Discrédit des deux reines.

La reine mère était dans l'exil, errant de Bruxelles à Londres, de l'Angleterre aux bords du Rhin, partout malheureuse et délaissée. Ses biens, et jusqu'à son douaire, avaient été confisqués; elle manquait quelquefois même du nécessaire. En vain écrivait-elle au roi son fils: «Je ne veux point vous attribuer la saisie de mon bien et l'inventaire qui en a été fait, comme si j'étais morte. Il n'est pas croyable que vous ôtiez les aliments à celle qui vous a donné la vie.» Ses plaintes, souvent réitérées, n'arrivaient pas jusqu'au cœur de son fils; son exil ne devait finir qu'avec sa vie; et cette veuve d'Henri IV, cette mère de roi, mourut quelque temps avant le cardinal, à Cologne, dans un état d'abandon et de misère à exciter la compassion de tous.

Anne d'Autriche, qui, dans l'éclat de sa jeunesse et de sa beauté, n'avait pu obtenir ni empire sur l'esprit du roi, ni crédit à la cour, n'avait pas été plus heureuse dans les intrigues auxquelles elle s'était associée pour ruiner la puissance du cardinal. Vaincue dans cette lutte et délaissée, elle vivait tristement dans la compagnie de quelques femmes avec lesquelles elle se vengeait de son redoutable ennemi par des moqueries et des sarcasmes. Lui, de son côté, la surveillait et ne l'épargnait pas. Anne d'Autriche n'avait pas cessé d'entretenir un commerce de lettres avec son amie, la duchesse de Chevreuse, qui, obligée de fuir hors de France, cabalait à l'étranger.
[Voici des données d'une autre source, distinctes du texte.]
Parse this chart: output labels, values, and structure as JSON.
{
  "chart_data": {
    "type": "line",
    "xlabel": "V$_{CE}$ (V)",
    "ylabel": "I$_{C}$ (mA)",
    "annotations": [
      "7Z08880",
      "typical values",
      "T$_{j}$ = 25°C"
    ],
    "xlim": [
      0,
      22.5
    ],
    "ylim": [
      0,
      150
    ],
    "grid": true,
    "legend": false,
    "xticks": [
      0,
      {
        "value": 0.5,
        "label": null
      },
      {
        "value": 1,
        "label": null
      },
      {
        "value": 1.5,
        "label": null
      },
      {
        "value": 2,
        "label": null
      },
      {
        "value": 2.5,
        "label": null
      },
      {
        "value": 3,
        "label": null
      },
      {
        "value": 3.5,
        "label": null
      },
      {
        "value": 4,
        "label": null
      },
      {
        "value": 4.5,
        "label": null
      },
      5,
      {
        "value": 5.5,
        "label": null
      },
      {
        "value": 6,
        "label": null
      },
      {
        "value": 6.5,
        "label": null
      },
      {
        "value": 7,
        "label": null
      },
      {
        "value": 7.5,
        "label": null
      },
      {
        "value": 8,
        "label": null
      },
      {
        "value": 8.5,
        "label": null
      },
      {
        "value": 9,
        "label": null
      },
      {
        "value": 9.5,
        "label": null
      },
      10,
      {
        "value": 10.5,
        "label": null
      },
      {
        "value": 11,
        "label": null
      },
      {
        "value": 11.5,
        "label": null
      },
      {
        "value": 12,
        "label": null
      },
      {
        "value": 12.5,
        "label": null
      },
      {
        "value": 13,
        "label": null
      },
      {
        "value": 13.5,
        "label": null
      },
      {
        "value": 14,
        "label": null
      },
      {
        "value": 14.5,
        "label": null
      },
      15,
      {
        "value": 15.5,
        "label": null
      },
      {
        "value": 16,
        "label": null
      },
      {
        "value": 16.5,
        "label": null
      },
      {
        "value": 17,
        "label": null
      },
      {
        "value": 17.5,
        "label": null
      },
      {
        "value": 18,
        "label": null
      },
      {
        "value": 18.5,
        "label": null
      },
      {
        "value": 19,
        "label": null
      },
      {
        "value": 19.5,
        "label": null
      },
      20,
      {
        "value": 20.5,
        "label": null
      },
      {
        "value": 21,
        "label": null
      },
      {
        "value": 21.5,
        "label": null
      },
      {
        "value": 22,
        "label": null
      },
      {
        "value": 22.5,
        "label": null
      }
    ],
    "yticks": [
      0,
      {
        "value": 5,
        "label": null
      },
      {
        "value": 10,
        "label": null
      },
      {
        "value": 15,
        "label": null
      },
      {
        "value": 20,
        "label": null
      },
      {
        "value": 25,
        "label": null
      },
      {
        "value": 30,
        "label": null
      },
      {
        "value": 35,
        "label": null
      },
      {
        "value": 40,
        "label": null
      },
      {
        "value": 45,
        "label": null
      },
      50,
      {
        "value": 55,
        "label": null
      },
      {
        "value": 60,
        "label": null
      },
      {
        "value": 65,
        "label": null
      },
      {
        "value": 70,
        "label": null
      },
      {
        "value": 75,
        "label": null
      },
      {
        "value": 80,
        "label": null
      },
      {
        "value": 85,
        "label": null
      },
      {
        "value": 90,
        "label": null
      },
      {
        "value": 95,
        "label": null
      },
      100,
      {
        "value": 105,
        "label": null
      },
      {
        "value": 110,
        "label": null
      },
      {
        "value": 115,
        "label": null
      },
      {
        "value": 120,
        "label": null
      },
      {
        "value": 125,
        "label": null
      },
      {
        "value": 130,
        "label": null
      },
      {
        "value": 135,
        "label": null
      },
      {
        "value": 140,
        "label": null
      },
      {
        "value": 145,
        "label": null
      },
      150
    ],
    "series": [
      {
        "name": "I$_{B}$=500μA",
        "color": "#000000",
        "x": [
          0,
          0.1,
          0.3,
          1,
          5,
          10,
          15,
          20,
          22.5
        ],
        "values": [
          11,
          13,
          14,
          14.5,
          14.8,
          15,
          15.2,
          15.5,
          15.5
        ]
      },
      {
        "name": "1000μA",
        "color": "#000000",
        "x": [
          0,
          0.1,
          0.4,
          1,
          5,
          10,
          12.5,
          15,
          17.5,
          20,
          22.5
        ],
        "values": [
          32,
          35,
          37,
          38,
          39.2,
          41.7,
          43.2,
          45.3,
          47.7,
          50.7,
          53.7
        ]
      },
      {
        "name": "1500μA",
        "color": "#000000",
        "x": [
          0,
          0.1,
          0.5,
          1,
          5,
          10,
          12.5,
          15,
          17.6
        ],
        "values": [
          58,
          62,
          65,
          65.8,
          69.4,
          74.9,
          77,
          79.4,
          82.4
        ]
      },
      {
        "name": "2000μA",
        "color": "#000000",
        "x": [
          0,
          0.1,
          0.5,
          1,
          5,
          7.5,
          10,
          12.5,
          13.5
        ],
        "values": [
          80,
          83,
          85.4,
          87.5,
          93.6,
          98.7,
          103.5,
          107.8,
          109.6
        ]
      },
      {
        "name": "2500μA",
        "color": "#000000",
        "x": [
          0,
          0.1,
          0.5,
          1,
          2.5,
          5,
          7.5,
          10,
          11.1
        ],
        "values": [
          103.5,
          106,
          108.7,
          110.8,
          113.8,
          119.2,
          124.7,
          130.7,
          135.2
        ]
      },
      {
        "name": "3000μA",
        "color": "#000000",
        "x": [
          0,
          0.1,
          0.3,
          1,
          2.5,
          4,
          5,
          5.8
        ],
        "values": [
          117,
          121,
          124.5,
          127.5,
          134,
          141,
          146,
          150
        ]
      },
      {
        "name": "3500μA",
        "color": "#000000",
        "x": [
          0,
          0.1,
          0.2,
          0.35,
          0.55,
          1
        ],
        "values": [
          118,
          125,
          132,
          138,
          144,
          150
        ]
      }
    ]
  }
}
La politique n'était pas étrangère à cette correspondance. La reine, dans sa haine contre le cardinal, alla jusqu'à nouer elle-même des relations avec les cours rivales de la France, pour entraver les plans de la politique du ministre. Des dépêches interceptées livrèrent à Richelieu le secret de ces intrigues. L'appartement de la reine au couvent du Val-de-Grâce, où elle se retirait volontiers, fut fouillé, ses papiers furent saisis; elle subit un interrogatoire devant le chancelier Séguier; on la menaça de répudiation, et elle fut obligée de recourir à l'entremise du cardinal pour obtenir du roi qu'il l'embrassât en signe de pardon; il fallut, en outre, qu'elle promît de ne retourner jamais à de pareilles fautes, et qu'elle consentît que le roi fût désormais averti par ses femmes de toutes les lettres qu'elle écrirait (août 1637).

Après vingt-deux ans de mariage, Anne d'Autriche devint mère; elle mit au monde un fils qui fut depuis Louis XIV (5 septembre 1638). Ce fut une grande joie en France, et la mère de cet héritier du trône si longtemps désiré, espéra que cet heureux événement, en éveillant de nouvelles affections chez le roi, lui donnerait à elle-même plus d'empire sur son esprit. Il n'en fut rien. Louis XIII, comme son ministre, s'était habitué à ne voir dans la reine qu'une princesse du sang espagnol, tout entière par ses sympathies et par ses vœux avec les ennemis du royaume. Obsédé d'ailleurs à son égard de soupçons plus injurieux encore, il ne cessa de la traiter avec une extrême froideur. Rien n'était plus triste que l'existence de cette pauvre reine; elle était de la part du premier ministre en butte à des persécutions mesquines, qui portaient jusque sur le choix de ses serviteurs et de ses femmes de chambre.

XXXII.

Mariage de Gaston cassé par la volonté de Richelieu.

S'il humiliait à ce point la reine, Richelieu n'avait aucune raison pour ménager Gaston, le frère du roi, ce fauteur éternel de complots contre l'État et contre sa personne. L'échafaud du brave duc de Montmorency était à peine refroidi, que Gaston renouait de nouvelles trames; tous ses projets avortèrent; mais plusieurs gentilshommes payèrent encore de leur tête le malheur d'avoir reçu ses confidences. Le commandeur de Jars, impliqué dans cette affaire, n'eut sa grâce que sur l'échafaud. Gaston était alors à l'étranger: Richelieu le poursuivit dans la personne de tous ceux qui paraissaient entrer dans ses intérêts. Il avait épousé secrètement, et sans la volonté du roi, la sœur, du duc de Lorraine. Ce mariage blessait les anciens principes de la monarchie. On punit le duc de Lorraine, en envoyant contre lui une armée qui s'empara de Nancy, sa capitale. Quant au mariage, en vain les théologiens et la cour de Rome le regardaient-ils comme régulier, et indissoluble, il fut solennellement cassé par un édit du conseil que Richelieu se chargea de faire enregistrer au parlement de Paris, et sanctionner par l'assemblée générale du clergé de France (1635).

XXXIII.

Favoris et confesseurs du roi.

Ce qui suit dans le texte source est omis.